Psychology Chair Stephen M. Kosslyn said he was optimistic about the future of Ben-Shahar’s book.
“Sometimes when a person is just starting out, it’s very hard to get novel, ground-breaking work published. So, it isn’t a sin to self-publish at the beginning of a career,” Kosslyn wrote in an e-mail. “However, if the work is solid, it will survive peer-review, and eventually be published elsewhere. I believe this is what the future has in store for Professor Ben-Shahar’s work.”
Ben-Shahar said he was “very happy” with iUniverse, with whom he had previously worked to publish a collection of essays.
Among the advantages of self-publishing is retaining the rights to the work. “You have complete and full control over the content,” Ben-Shahar said, adding that he would not adhere to all the revisions a trade publisher might suggest.
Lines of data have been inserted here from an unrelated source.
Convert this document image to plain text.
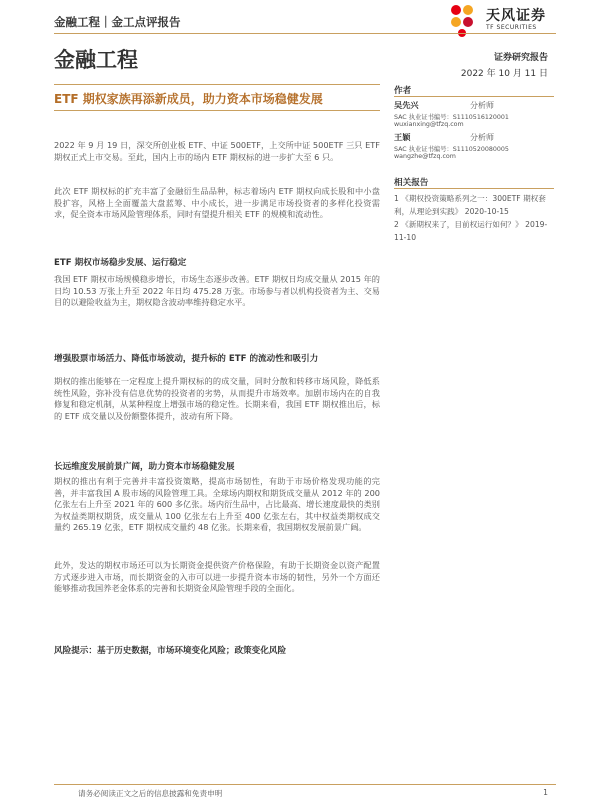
金融工程｜金工点评报告	天风证券
TF SECURITIES
金融工程	证券研究报告
2022 年 10 月 11 日
ETF 期权家族再添新成员，助力资本市场稳健发展
2022 年 9 月 19 日，深交所创业板 ETF、中证 500ETF，上交所中证 500ETF 三只 ETF 期权正式上市交易。至此，国内上市的场内 ETF 期权标的进一步扩大至 6 只。
此次 ETF 期权标的扩充丰富了金融衍生品品种，标志着场内 ETF 期权向成长股和中小盘股扩容，风格上全面覆盖大盘蓝筹、中小成长，进一步满足市场投资者的多样化投资需求，促全资本市场风险管理体系，同时有望提升相关 ETF 的规模和流动性。
ETF 期权市场稳步发展、运行稳定
我国 ETF 期权市场规模稳步增长，市场生态逐步改善。ETF 期权日均成交量从 2015 年的日均 10.53 万张上升至 2022 年日均 475.28 万张。市场参与者以机构投资者为主、交易目的以避险收益为主，期权隐含波动率维持稳定水平。
增强股票市场活力、降低市场波动，提升标的 ETF 的流动性和吸引力
期权的推出能够在一定程度上提升期权标的的成交量，同时分散和转移市场风险，降低系统性风险，弥补没有信息优势的投资者的劣势，从而提升市场效率。加剧市场内在的自我修复和稳定机制，从某种程度上增强市场的稳定性。长期来看，我国 ETF 期权推出后，标的 ETF 成交量以及份额整体提升，波动有所下降。
长远维度发展前景广阔，助力资本市场稳健发展
期权的推出有利于完善并丰富投资策略，提高市场韧性，有助于市场价格发现功能的完善，并丰富我国 A 股市场的风险管理工具。全球场内期权和期货成交量从 2012 年的 200 亿张左右上升至 2021 年的 600 多亿张。场内衍生品中，占比最高、增长速度最快的类别为权益类期权期货，成交量从 100 亿张左右上升至 400 亿张左右，其中权益类期权成交量约 265.19 亿张，ETF 期权成交量约 48 亿张。长期来看，我国期权发展前景广阔。
此外，发达的期权市场还可以为长期资金提供资产价格保险，有助于长期资金以资产配置方式逐步进入市场，而长期资金的入市可以进一步提升资本市场的韧性，另外一个方面还能够推动我国养老金体系的完善和长期资金风险管理手段的全面化。
风险提示：基于历史数据，市场环境变化风险；政策变化风险
作者
吴先兴	分析师
SAC 执业证书编号：S1110516120001
wuxianxing@tfzq.com
王颖	分析师
SAC 执业证书编号：S1110520080005
wangzhe@tfzq.com
相关报告
1 《期权投资策略系列之一：300ETF 期权套利，从理论到实践》 2020-10-15
2 《新期权来了，目前权运行如何？》 2019-11-10
请务必阅读正文之后的信息披露和免责申明	1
Working with a trade publisher does include the advantages of packaged marketing.
While “The Question of Happiness” was not sold in bookstores, Ben-Shahar said that the 15 percent royalties he receives are higher than if he had worked with a trade publisher.
Fern E. Reiss ’85, CEO of PublishingGame.com and Expertizing.com, said she would not recommend that professors self-publish because they would not be vetted in the same way than if they had worked with a trade publisher or more preferably, an academic publisher.
But Reiss, who is a former Crimson news editor, said self-publishing success could be used as leverage.
“Once you’ve self-published successfully, and sold a number of copies, a trade publisher is more likely to pick you up—you’ve proven that there’s a market for the book,” she said.
With self-publishing, Reiss said that academics lose what she called “the cachet factor,” which comes with traditional forms for publishing. “It depends on whether cachet or cash means more to you,” she said.
Of his rise from self-publishing author to being represented by an agent and awaiting a contract with a publishing house, Ben-Shahar said, “I waited for an opportunity that came now.”
A former “Positive Psychology” student, Sepah said this fit with Ben-Shahar’s references to University of Michigan psychologist Barbara L. Fredrickson’s research that positive emotions strengthen personal resources, increasing chances of success.
“This is a good example of how he encourages people to pursue their passions and success will rise out of that,” Sepah said.
Ben-Shahar will go on leave next year to revise “The Question of Happiness” and also work on a new book, “The Permission To Be Human,” which will not be self-published.